Gorz fut l’un des premiers à s’interroger sur le contrôle et les fins de la production : que produit-on ? Comment ? Pour quel usage ? À quel prix ?Précurseur de la décroissance, il nous invite aussi à cesser de nous comporter en consommateurs irresponsables. À l’heure où les notions de « travail » et de « richesses » sont au cœur de la crise, ses propositions sont plus actuelles que jamais : distribution égale des ressources, réduction drastique du temps travaillé, revenu garanti à tous, réappropriation des savoir-faire, de la convivialité et de l’autonomie dans la définition des besoins…

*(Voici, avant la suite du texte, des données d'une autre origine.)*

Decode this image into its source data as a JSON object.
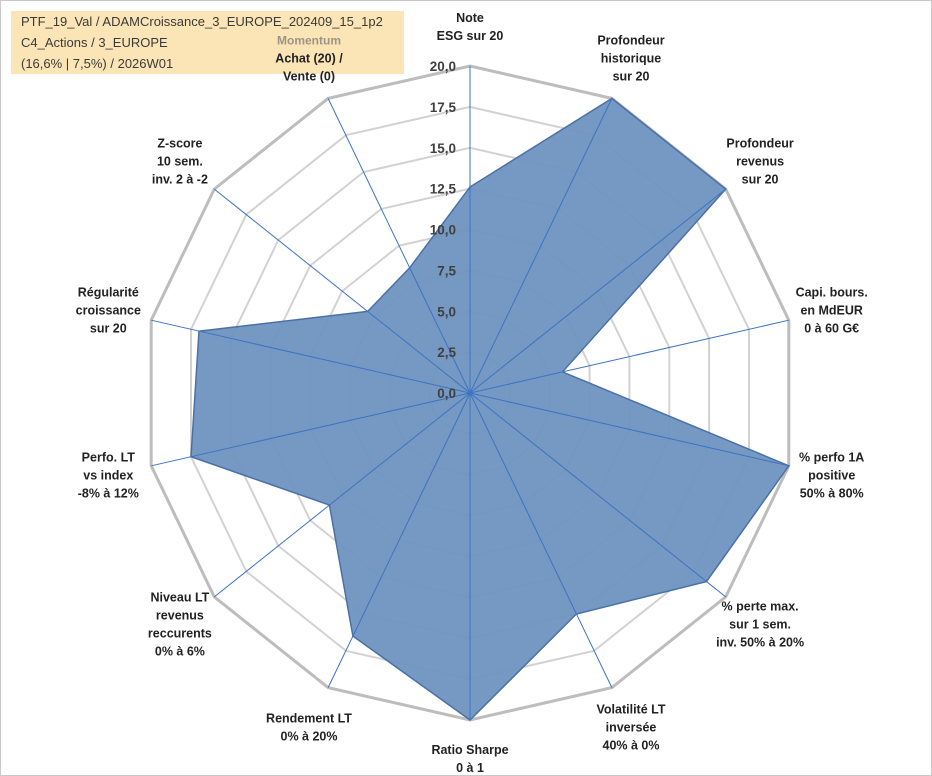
{
  "header": {
    "line1": "PTF_19_Val / ADAMCroissance_3_EUROPE_202409_15_1p2",
    "line2": "C4_Actions / 3_EUROPE",
    "line3": "(16,6% | 7,5%) / 2026W01"
  },
  "chart_data": {
    "type": "radar",
    "title": "",
    "rlim": [
      0,
      20
    ],
    "ticks": [
      "0,0",
      "2,5",
      "5,0",
      "7,5",
      "10,0",
      "12,5",
      "15,0",
      "17,5",
      "20,0"
    ],
    "grid": true,
    "axes": [
      {
        "label": [
          "Note",
          "ESG sur 20"
        ]
      },
      {
        "label": [
          "Profondeur",
          "historique",
          "sur 20"
        ]
      },
      {
        "label": [
          "Profondeur",
          "revenus",
          "sur 20"
        ]
      },
      {
        "label": [
          "Capi. bours.",
          "en MdEUR",
          "0 à 60 G€"
        ]
      },
      {
        "label": [
          "% perfo 1A",
          "positive",
          "50% à 80%"
        ]
      },
      {
        "label": [
          "% perte max.",
          "sur 1 sem.",
          "inv. 50% à 20%"
        ]
      },
      {
        "label": [
          "Volatilité LT",
          "inversée",
          "40% à 0%"
        ]
      },
      {
        "label": [
          "Ratio Sharpe",
          "0 à 1"
        ]
      },
      {
        "label": [
          "Rendement LT",
          "0% à 20%"
        ]
      },
      {
        "label": [
          "Niveau LT",
          "revenus",
          "reccurents",
          "0% à 6%"
        ]
      },
      {
        "label": [
          "Perfo. LT",
          "vs index",
          "-8% à 12%"
        ]
      },
      {
        "label": [
          "Régularité",
          "croissance",
          "sur 20"
        ]
      },
      {
        "label": [
          "Z-score",
          "10 sem.",
          "inv. 2 à -2"
        ]
      },
      {
        "label": [
          "Momentum",
          "Achat (20) /",
          "Vente (0)"
        ]
      }
    ],
    "series": [
      {
        "values": [
          12.6,
          20,
          20,
          5.8,
          20,
          18.5,
          15.0,
          20,
          16.5,
          11.0,
          17.5,
          17.0,
          8.0,
          8.5
        ],
        "color": "#6f93c0",
        "stroke": "#4a70a8"
      }
    ]
  }
}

À la gestion technocratique de l’environnement que nous promet le « développement durable », Gorz opposait un écosocialisme, alliant justice sociale et respect du milieu, et fondé sur l’idée de « décroissance productive » contre la « croissance destructrice » capitaliste qui anéantit notre planète. » La promesse de Gorz, c’est un projet d’émancipation individuelle et collective et une invitation à sortir de la religion de l’économie et de la technoscience.

L’ouvrage offre à la fois une présentation très claire des concepts de Gorz par Françoise Gollain, et un accès direct à l’œuvre de Gorz avec un ensemble de textes extraits de Adieux au prolétariat, Les chemins du paradis, Ecologica, L’immatériel, Misères du présent, richesse du possible.

 

Françoise Gollain, André Gorz. Pour une pensée de l’écosocialisme, Le Passager Clandestin, avril 2014. Prix : 8 €. 96 pages.